When Tina came around the corner of the dive shop, she looked like shit. Her eyes were puffy and her face was drawn in an expression Jamey didn’t recognize. He and Dave were hoisting tanks into the truck. The charter was not full and Jamey had been asked to join the Molokini run. He had a new underwater Nikonos camera and got some amazing shots of an eagle ray on the dive yesterday. Already he had plans to make posters for the twins’ ocean-themed bedroom. If he didn’t go back to Afghanistan, he’d bring the girls to Maui for a few weeks in the summer, snorkel the calm bays, eat mahi mahi burgers at a beachside restaurant, buy them puka shell necklaces, and make sandcastles...
“Good morning, everyone,” Tina addressed the four customers. “It’s windy out there but no worse than yesterday, and we had a fantastic dive inside Molokini Crater. Underwater, it is nice and calm.” She nodded at Jamey. “Just bumpy on the crossing.” She clapped her hands together. “Let’s go diving."
Tina sounded like a camp counselor Jamey would gladly follow anywhere. But behind the façade, he could tell she was sick, tired, or hung over. Her skin had a strange tinge of grayness and her smile was forced.
“You coming?” he whispered privately.
Tina nodded without looking at him and his feeling of dread intensified. Did his premonition have something to do with Tina? If so, he wanted to be on that boat. He’d claim sea-sickness to stay with her topside. It wasn’t worth diving if something was about to happen to Tina.
On Tina’s last scuba dive before the anxiety overshadowed her passion, she’d led a group of four beginners in KapaluaBay. After motioning for everyone to surface, she’d lied that something stung her and they needed to get out of the water. But it was the vision of Hank’s decomposing body that made her shoot to the surface, that day. His flesh rotting off the bone, his sunken eyes, and his black hair covered in a brown film.
Only later, when she couldn’t forget the gory apparition, did she wonder if her subconscious was trying to tell her that all hope of Hank’s desertion was foolish. He was dead. Gone.
And now she was about as good with a group of divers as a first timer. Worse—beginners didn’t see dead bodies and then have crippling anxiety attacks in the ocean.
Over the last months, both Dave and Sally had attempted beach dives with her, but when she sank below the surface, things always went wrong. Each time, Tina would feel an overwhelming urge to shoot to the top, desperate to get out of the water. And the risk of surfacing too quickly became the problem. If Tina didn’t remember to exhale the whole way up, she was flirting with a fatal air embolism.

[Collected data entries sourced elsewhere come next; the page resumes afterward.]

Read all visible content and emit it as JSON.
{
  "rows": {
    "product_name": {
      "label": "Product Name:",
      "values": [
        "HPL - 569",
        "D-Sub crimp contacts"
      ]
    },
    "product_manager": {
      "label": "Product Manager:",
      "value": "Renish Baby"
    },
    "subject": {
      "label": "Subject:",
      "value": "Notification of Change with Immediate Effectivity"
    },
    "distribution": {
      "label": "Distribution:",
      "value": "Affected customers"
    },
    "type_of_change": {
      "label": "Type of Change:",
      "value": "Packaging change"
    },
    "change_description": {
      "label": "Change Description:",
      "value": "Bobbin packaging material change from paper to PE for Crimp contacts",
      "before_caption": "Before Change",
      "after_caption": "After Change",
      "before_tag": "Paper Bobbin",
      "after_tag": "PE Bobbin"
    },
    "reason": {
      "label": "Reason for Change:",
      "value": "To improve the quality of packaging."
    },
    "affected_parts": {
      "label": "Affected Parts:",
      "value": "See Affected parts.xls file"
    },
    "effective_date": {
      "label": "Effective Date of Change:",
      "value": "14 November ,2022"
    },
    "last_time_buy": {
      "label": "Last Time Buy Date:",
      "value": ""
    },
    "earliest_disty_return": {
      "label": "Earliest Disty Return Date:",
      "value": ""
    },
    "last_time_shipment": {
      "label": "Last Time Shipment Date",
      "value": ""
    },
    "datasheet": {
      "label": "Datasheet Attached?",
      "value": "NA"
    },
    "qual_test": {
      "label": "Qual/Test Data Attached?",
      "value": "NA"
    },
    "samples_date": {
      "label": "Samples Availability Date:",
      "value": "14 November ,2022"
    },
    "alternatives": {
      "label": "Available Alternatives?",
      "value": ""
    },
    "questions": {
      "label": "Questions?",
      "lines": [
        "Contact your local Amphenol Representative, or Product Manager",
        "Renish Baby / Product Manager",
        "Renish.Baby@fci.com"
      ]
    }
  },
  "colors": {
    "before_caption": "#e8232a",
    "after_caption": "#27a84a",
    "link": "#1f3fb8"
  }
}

“Second rule of diving, remember?” Sally had warned repeatedly.
“As slow as your bubbles,” Dave yelled at her.
“It’s easy for you. You don’t see a decomposing body. And when I do, I don’t remember the rules of diving.” Funny thing was that even on the surface, with her regulator out of her mouth, she still couldn’t get enough air.
Distraction and worry shadowed Tina as she backed the boat trailer into the water at Maalaea. Sally was still out sick and Dave wasn’t looking much better. If Dave was drinking again, she’d be pissed. That kind of self-inflicted illness was worrisome, of course, but it would make her resentful if Dave had to miss work for that. She had hundreds of dollars in front of her and a reputation to maintain. The dive must go on now that the wind had lost some power. Molokini was one of the only dive sites with any worthwhile visibility, so it was that or nothing. She parked the truck and trailer and met Jamey at the dock.
“Dave’s not feeling well,” she told him, “so we might need to pick up the slack."
“You driving the boat?” he asked.
“Don’t you dive anymore?"
She hesitated. “I do, but not today.” Should she feign sickness to avoid questions? He was staring at her in analytical silence. It always annoyed her when he did that. He didn’t have that right anymore. “I’m too tired to dive today."
He continued staring.
“Just a bad dream.” Did he know she was a widow? Or that the body was unrecovered? Tina reminded herself to avoid looking into Jamey’s face when she said stuff like this. He’d always been able to read her moods.